The Movement to Value-Based CareToday’s delivery system is being reorganized around value
Over the last decade, payers have faced ever-growing oncology costs, independent practices have been replaced by mega-groups and facilities, and patients have been challenged by a fragmented delivery system and less than optimal outcomes. A series of solutions emerged to solve these challenges:
Utilization Management – Oncology solutions have evolved as well. Beginning in 2003, utilization management became the model to manage over-utilization of services and drugs. Complex case management solutions appeared to help patients navigate a convoluted system and prevent avoidable admissions.
Affordable Care Act– The Affordable Care Act changed the momentum again; especially as new specialty drugs began to drive unprecedented trend in oncology spend. With cancer as a leading expense, payers struggled with the shortcomings of utilization and case management to control escalating costs.

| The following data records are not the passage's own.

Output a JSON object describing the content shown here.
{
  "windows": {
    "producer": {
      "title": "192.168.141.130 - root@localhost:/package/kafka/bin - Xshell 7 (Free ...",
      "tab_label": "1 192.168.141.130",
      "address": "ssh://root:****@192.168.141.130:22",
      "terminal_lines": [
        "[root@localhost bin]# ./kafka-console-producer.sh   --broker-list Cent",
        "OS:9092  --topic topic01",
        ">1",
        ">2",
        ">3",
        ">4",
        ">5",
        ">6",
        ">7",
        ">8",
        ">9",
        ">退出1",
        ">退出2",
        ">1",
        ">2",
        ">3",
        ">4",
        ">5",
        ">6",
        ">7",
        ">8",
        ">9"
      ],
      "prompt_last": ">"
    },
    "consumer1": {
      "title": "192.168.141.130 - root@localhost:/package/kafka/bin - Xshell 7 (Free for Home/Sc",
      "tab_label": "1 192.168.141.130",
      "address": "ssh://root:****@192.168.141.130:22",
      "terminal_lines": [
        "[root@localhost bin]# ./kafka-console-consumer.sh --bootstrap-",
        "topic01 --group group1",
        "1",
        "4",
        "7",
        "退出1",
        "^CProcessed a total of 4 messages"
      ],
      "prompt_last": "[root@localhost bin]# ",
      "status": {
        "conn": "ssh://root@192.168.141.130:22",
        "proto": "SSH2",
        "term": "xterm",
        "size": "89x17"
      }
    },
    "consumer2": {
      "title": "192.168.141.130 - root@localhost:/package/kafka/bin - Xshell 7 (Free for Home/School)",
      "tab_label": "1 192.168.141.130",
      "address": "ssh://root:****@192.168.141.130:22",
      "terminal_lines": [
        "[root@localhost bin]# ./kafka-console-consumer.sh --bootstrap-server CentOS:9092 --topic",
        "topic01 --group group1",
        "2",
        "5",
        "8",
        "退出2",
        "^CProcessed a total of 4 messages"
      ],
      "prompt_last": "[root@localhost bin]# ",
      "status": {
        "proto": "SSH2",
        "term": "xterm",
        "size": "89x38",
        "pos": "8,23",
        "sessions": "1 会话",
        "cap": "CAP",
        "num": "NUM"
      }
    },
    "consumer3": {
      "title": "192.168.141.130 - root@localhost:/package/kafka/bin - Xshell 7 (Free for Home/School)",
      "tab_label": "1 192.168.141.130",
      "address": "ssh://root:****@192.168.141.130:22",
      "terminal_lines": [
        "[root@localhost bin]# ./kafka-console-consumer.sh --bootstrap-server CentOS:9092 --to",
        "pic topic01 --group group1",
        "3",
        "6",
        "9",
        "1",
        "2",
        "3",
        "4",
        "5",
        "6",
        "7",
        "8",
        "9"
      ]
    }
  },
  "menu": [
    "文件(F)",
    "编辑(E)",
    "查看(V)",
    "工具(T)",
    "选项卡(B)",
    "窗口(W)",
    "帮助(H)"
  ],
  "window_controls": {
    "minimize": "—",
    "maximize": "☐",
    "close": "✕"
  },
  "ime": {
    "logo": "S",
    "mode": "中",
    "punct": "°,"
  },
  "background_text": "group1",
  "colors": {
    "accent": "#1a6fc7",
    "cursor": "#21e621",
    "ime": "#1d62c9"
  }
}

Pathways – Around 2010, “Pathways” companies emerged as a more enlightened way of containing costs by promoting evidence-based decision-making. Pathways could embrace education-based programs, rigorous prior-authorization, clinical guideline compliance and more. After several pilots, Pathways proved to be inadequate for solving the cost and quality challenges facing oncology – especially without provider buy-in.
ACO –In 2014, several payers began to experiment with ‘value-based’ models of oncology care. UnitedHealthcare introduced a bundled payment pilot and Florida Blue, Baptist, and Moffitt Cancer Center promoted an ACO approach. Shared risk formed the key to the value-based approach in contrast to the “permission gate” of utilization management.
Oncology Care Model – In June 2015, CMS started accepting applications for the Oncology Care Model (OCM), which represents an important major step toward value-based oncology care. OCM uses a shared savings model that promotes both cost efficiency and quality of care, and can transform the delivery system to a patient-centered, economically viable model. Over 400 practices submitted Letters of Intent as did the industry’s major private payers in the country. This broad interest shows a strong commitment to value-based oncology care.
Those selected to participate in the Oncology Care Model have much to learn from the primary care ACO’s that have pursued a value-based approach. Infrastructure investment (technical and operational) and committed management are key to its success. Additionally, practices need expert partners, because value-based oncology is very different from the traditional fee-for-service practice.
The value-based era is here and now. Faced with the next-generation challenges of escalating drug cost and personalized medicine, today’s delivery system foundation must be reorganized around value.